The irony is that the PISA results that the Acting Minister for Education relies on actually show the results of Catholic and Independent schools have fallen more than for public schools. The National Project Manager for PISA in Australia and Deputy Director of Research at ACER, Sue Thomson, has reported that reading achievement in Catholic and Independent schools declined by the equivalent of half a year of schooling between 2009 and 2018 while achievement in public schools did not change significantly. The decline in science in Catholic and independent schools was even bigger and much more than in public schools. The decline in mathematics was similar in all sectors.

On the Acting Minister’s own logic then, these results show that the huge increase in government funding for private schools has proved to be a complete waste of money.

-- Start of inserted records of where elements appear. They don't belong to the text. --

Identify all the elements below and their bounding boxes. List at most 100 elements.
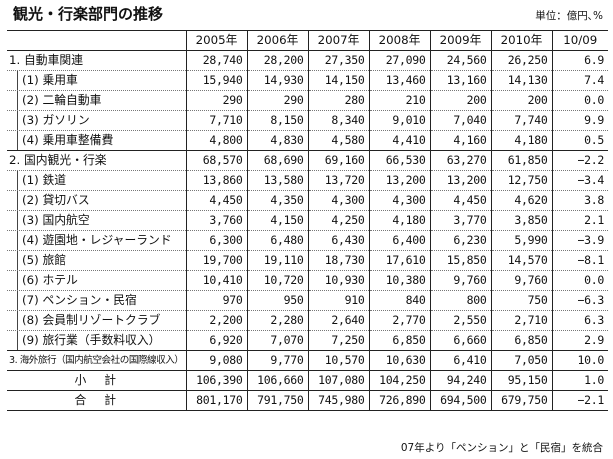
value-cell: 10,410	[185, 270, 247, 291]
row-label: 3. 海外旅行（国内航空会社の国際線収入）	[7, 350, 186, 371]
change-cell: 6.3	[551, 310, 608, 331]
table-row: (1) 鉄道 13,860 13,580 13,720 13,200 13,200 12,7…	[7, 170, 608, 191]
value-cell: 6,400	[368, 230, 430, 251]
row-label-text: (9) 旅行業（手数料収入）	[17, 331, 160, 350]
row-label-text: (2) 二輪自動車	[17, 91, 101, 110]
value-cell: 8,340	[307, 110, 369, 131]
table-row: (4) 遊園地・レジャーランド 6,300 6,480 6,430 6,400 6,230…	[7, 230, 608, 251]
table-row: (3) 国内航空 3,760 4,150 4,250 4,180 3,770 3,850 2.…	[7, 210, 608, 231]
table-row: 1. 自動車関連 28,740 28,200 27,350 27,090 24,560 26…	[7, 50, 608, 71]
value-cell: 6,480	[246, 230, 308, 251]
value-cell: 104,250	[368, 370, 430, 391]
value-cell: 679,750	[490, 390, 552, 411]
value-cell: 9,760	[490, 270, 552, 291]
change-cell: −8.1	[551, 250, 608, 271]
value-cell: 2,280	[246, 310, 308, 331]
table-row: (2) 貸切バス 4,450 4,350 4,300 4,300 4,450 4,620 3.…	[7, 190, 608, 211]
value-cell: 280	[307, 90, 369, 111]
row-label: (6) ホテル	[7, 270, 186, 291]
change-cell: 0.5	[551, 130, 608, 151]
data-table: 2005年 2006年 2007年 2008年 2009年 2010年 10/09 1. 自…	[7, 30, 608, 411]
value-cell: 750	[490, 290, 552, 311]
value-cell: 13,720	[307, 170, 369, 191]
header-cell-1: 2005年	[185, 30, 247, 51]
table-row: (9) 旅行業（手数料収入） 6,920 7,070 7,250 6,850 6,660 6…	[7, 330, 608, 351]
value-cell: 13,200	[429, 170, 491, 191]
value-cell: 6,230	[429, 230, 491, 251]
value-cell: 910	[307, 290, 369, 311]
value-cell: 26,250	[490, 50, 552, 71]
value-cell: 694,500	[429, 390, 491, 411]
row-label-text: (5) 旅館	[17, 251, 66, 270]
value-cell: 4,160	[429, 130, 491, 151]
value-cell: 6,430	[307, 230, 369, 251]
value-cell: 840	[368, 290, 430, 311]
value-cell: 4,450	[429, 190, 491, 211]
value-cell: 210	[368, 90, 430, 111]
value-cell: 6,850	[368, 330, 430, 351]
value-cell: 94,240	[429, 370, 491, 391]
header-cell-5: 2009年	[429, 30, 491, 51]
table-row: 3. 海外旅行（国内航空会社の国際線収入） 9,080 9,770 10,570 10,…	[7, 350, 608, 371]
value-cell: 17,610	[368, 250, 430, 271]
value-cell: 68,570	[185, 150, 247, 171]
value-cell: 6,300	[185, 230, 247, 251]
row-label: 小計	[7, 370, 186, 391]
value-cell: 7,040	[429, 110, 491, 131]
value-cell: 7,050	[490, 350, 552, 371]
value-cell: 726,890	[368, 390, 430, 411]
change-cell: 7.4	[551, 70, 608, 91]
row-label-text: (8) 会員制リゾートクラブ	[17, 311, 160, 330]
page-title: 観光・行楽部門の推移	[13, 5, 164, 23]
header-cell-4: 2008年	[368, 30, 430, 51]
value-cell: 106,660	[246, 370, 308, 391]
value-cell: 61,850	[490, 150, 552, 171]
value-cell: 2,640	[307, 310, 369, 331]
value-cell: 9,080	[185, 350, 247, 371]
value-cell: 800	[429, 290, 491, 311]
value-cell: 4,620	[490, 190, 552, 211]
value-cell: 745,980	[307, 390, 369, 411]
change-cell: −2.2	[551, 150, 608, 171]
value-cell: 10,630	[368, 350, 430, 371]
value-cell: 12,750	[490, 170, 552, 191]
value-cell: 10,720	[246, 270, 308, 291]
table-row: (2) 二輪自動車 290 290 280 210 200 200 0.0	[7, 90, 608, 111]
row-label: (2) 二輪自動車	[7, 90, 186, 111]
value-cell: 4,830	[246, 130, 308, 151]
value-cell: 18,730	[307, 250, 369, 271]
value-cell: 290	[185, 90, 247, 111]
value-cell: 15,940	[185, 70, 247, 91]
value-cell: 4,580	[307, 130, 369, 151]
unit-label: 単位：億円､%	[535, 10, 603, 22]
value-cell: 9,760	[429, 270, 491, 291]
row-label: (3) 国内航空	[7, 210, 186, 231]
value-cell: 10,570	[307, 350, 369, 371]
header-cell-3: 2007年	[307, 30, 369, 51]
table-row: (5) 旅館 19,700 19,110 18,730 17,610 15,850 14,5…	[7, 250, 608, 271]
value-cell: 4,180	[368, 210, 430, 231]
value-cell: 4,800	[185, 130, 247, 151]
value-cell: 970	[185, 290, 247, 311]
value-cell: 4,300	[368, 190, 430, 211]
value-cell: 5,990	[490, 230, 552, 251]
value-cell: 950	[246, 290, 308, 311]
value-cell: 2,710	[490, 310, 552, 331]
table-row: 2. 国内観光・行楽 68,570 68,690 69,160 66,530 63,270…	[7, 150, 608, 171]
change-cell: −3.9	[551, 230, 608, 251]
row-label: 1. 自動車関連	[7, 50, 186, 71]
value-cell: 3,760	[185, 210, 247, 231]
change-cell: 1.0	[551, 370, 608, 391]
row-label-text: (1) 乗用車	[17, 71, 78, 90]
table-body: 1. 自動車関連 28,740 28,200 27,350 27,090 24,560 26…	[7, 50, 608, 411]
value-cell: 8,150	[246, 110, 308, 131]
change-cell: −2.1	[551, 390, 608, 411]
value-cell: 4,350	[246, 190, 308, 211]
value-cell: 28,740	[185, 50, 247, 71]
value-cell: 13,160	[429, 70, 491, 91]
value-cell: 28,200	[246, 50, 308, 71]
value-cell: 7,070	[246, 330, 308, 351]
row-label-text: (2) 貸切バス	[17, 191, 90, 210]
table-row: (1) 乗用車 15,940 14,930 14,150 13,460 13,160 14,…	[7, 70, 608, 91]
change-cell: 0.0	[551, 270, 608, 291]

He would have to conceded that public schools make more efficient use of government funding than private schools.

Nevertheless, there is one common feature of PISA, NAPLAN and Year 12 results. It is large achievement gaps between advantaged and disadvantaged students. Overcoming these gaps is the fundamental challenge facing education policy and funding. It is a challenge ignored by the Morrison Government and its predecessors. Funding increases were mis-directed to those in least need ad the expense of those most in need. A new government must reverse this and ensure that schools most in need are fully funded to mee the learning needs of their students.

3 Replies to “Stuart Robert’s Duplicities on School Funding and Outcomes”

  1. This outstanding analysis should underpin future investment in education. Unfortunately the Labor leadership seem to be as heavily frightened of the Catholics as always and I can see no way they would embrace this work. The best we can hope for is a hung parliament with the Greens and Rationalist having the balance of power

  2. Many thanks Trevor for all your wonderful research. You are right when you say that nobody wants to touch education funding of private schools and public schools as an election issue. They never have. For example, I notice that the retired Anglican Bishop of Canberra has written a piece for Christians in Menadue’s blog – Pearls and Irritations criticising neoliberalism and the market, and arguing that Christians should work towards the common good. But he does not even whisper the word education.
    Sad, isn’t it?
    Jean Ely

  3. The gross funding mismatch as described above has been caused by the privatisation of our nation’s education system through the mantra of Parent Choice, begun when Bob Menzies wooed the Catholic vote with his funding promises so as to retain the role of PM. It alone is the greatest cause of the gross inequity that besets our nation today, responsible for the deep poverty of so many Australian families and their children. (note inequity is not the same as inequality).

    Unless the new federal education minister can withstand the powerful faith based and private school lobbyists and hierarchies, who believe they have the power to decide the outcomes of elections for their own benefit, we can look forward to another declining decade in all aspects of our society. We have forty thousand citizens in gaol at the moment, a growth industry to be sure. Expensive too! A new model of education, a child centred education without the NAPLANISATION of the curriculum and the religious and political constraints, is the only hope we have for a better future. “Kids don’t fail school, school fails kids.” The current grade by grade classroom model of some hundred and sixty years ago is not fit for the 21st century. Our nation’s education system is in a real mess, top to bottom, in urgent need of a total re-from.